I'm trying to process a 4.6GB XML file with the following code:
context = ET.iterparse(file_name_data, events=("start", "end"))
in_pandcertificaat = False
pandcertificaat = {}
pandcertificaten = []
number_of_pickles = 0
for index, (event, elem) in enumerate(context):
if event == "start" and elem.tag == "Pandcertificaat":
in_pandcertificaat = True
pandcertificaat = {} # Initiate empty pandcertificaat.
continue
elif event == "end" and elem.tag == "Pandcertificaat":
in_pandcertificaat = False
pandcertificaten.append(pandcertificaat)
continue
elif in_pandcertificaat:
pandcertificaat[elem.tag] = elem.text
else:
pass
if index % iteration_interval_for_internal_memory_check == 0:
print(f"index = {index:.2e}")
process = psutil.Process(os.getpid())
internal_memory_usage_in_mb = process.memory_info().rss / (1024 * 1024)
print(f"Memory usage = {internal_memory_usage_in_mb:.2f} * MB.")
if internal_memory_usage_in_mb > internal_memory_usage_limit_for_splitting_data_in_mb:
df = pd.DataFrame(pandcertificaten)
path_temporary_storage_data_frame = f"{base_path_temporary_storage_data_frame}{number_of_pickles}.{file_name_extension_pickle}"

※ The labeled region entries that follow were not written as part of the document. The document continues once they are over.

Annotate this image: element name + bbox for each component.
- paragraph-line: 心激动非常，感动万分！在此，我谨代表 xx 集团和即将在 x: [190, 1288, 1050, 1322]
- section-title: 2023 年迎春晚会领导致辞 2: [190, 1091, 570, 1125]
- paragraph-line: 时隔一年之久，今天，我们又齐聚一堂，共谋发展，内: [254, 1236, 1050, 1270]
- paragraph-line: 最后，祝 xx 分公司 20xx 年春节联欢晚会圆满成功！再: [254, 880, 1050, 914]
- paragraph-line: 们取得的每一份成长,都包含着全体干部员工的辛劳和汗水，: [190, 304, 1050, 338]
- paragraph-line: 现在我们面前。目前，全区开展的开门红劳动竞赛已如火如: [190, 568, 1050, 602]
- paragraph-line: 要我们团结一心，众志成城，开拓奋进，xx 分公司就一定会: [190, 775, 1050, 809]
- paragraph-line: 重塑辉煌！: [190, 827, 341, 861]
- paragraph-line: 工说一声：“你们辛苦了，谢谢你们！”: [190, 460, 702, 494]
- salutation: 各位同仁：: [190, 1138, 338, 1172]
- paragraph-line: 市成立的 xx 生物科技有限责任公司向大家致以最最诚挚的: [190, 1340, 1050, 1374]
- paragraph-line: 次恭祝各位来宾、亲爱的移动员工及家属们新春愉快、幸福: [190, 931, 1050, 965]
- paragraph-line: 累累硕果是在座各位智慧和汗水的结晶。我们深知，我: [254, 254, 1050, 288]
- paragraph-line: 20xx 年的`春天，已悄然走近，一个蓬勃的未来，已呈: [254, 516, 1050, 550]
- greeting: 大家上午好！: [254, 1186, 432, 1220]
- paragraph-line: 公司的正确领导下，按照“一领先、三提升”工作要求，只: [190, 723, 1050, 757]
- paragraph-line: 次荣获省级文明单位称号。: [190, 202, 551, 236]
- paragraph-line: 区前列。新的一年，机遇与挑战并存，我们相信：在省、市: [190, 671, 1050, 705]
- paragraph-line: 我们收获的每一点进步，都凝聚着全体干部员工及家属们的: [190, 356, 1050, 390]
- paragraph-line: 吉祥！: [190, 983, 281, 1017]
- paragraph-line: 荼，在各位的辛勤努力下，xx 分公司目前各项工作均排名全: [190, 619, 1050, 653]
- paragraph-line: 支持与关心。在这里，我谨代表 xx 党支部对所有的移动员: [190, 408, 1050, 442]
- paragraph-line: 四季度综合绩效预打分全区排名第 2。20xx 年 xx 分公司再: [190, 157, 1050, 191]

df.to_pickle(path_temporary_storage_data_frame)
print(f"Intermediately saving data frame to {path_temporary_storage_data_frame} to save internal memory.")
number_of_pickles += 1
pandcertificaten.clear()
gc.collect()
As you can see I try to save RAM by intermediately saving the Pandas data frames to files on disk but for some reason the RAM usage still keeps increasing. Even after adding gc.collect(), hopefully forcing garbage collection.
This is an example of the output I'm getting:
index = 3.70e+07
Memory usage = 2876.80 * MB.
Intermediately saving data frame to data_frame_pickles/26.pickle to save internal memory.
index = 3.80e+07
Memory usage = 2946.93 * MB.
Intermediately saving data frame to data_frame_pickles/27.pickle to save internal memory.
index = 3.90e+07
Memory usage = 3017.31 * MB.
Intermediately saving data frame to data_frame_pickles/28.pickle to save internal memory.
What am I doing wrong?
UPDATE 2023-03-17, 14:37.
The problem just got weirder. If I comment everything in the for loop, the RAM usage stillm keeps increasing in time. I believe it follows that there is a problem with iterparse. And the out of RAM problem occurs when using lxml or xml.etree.ElementTree. I did not try the XMLPullParser yet, as suggested by @Hermann12.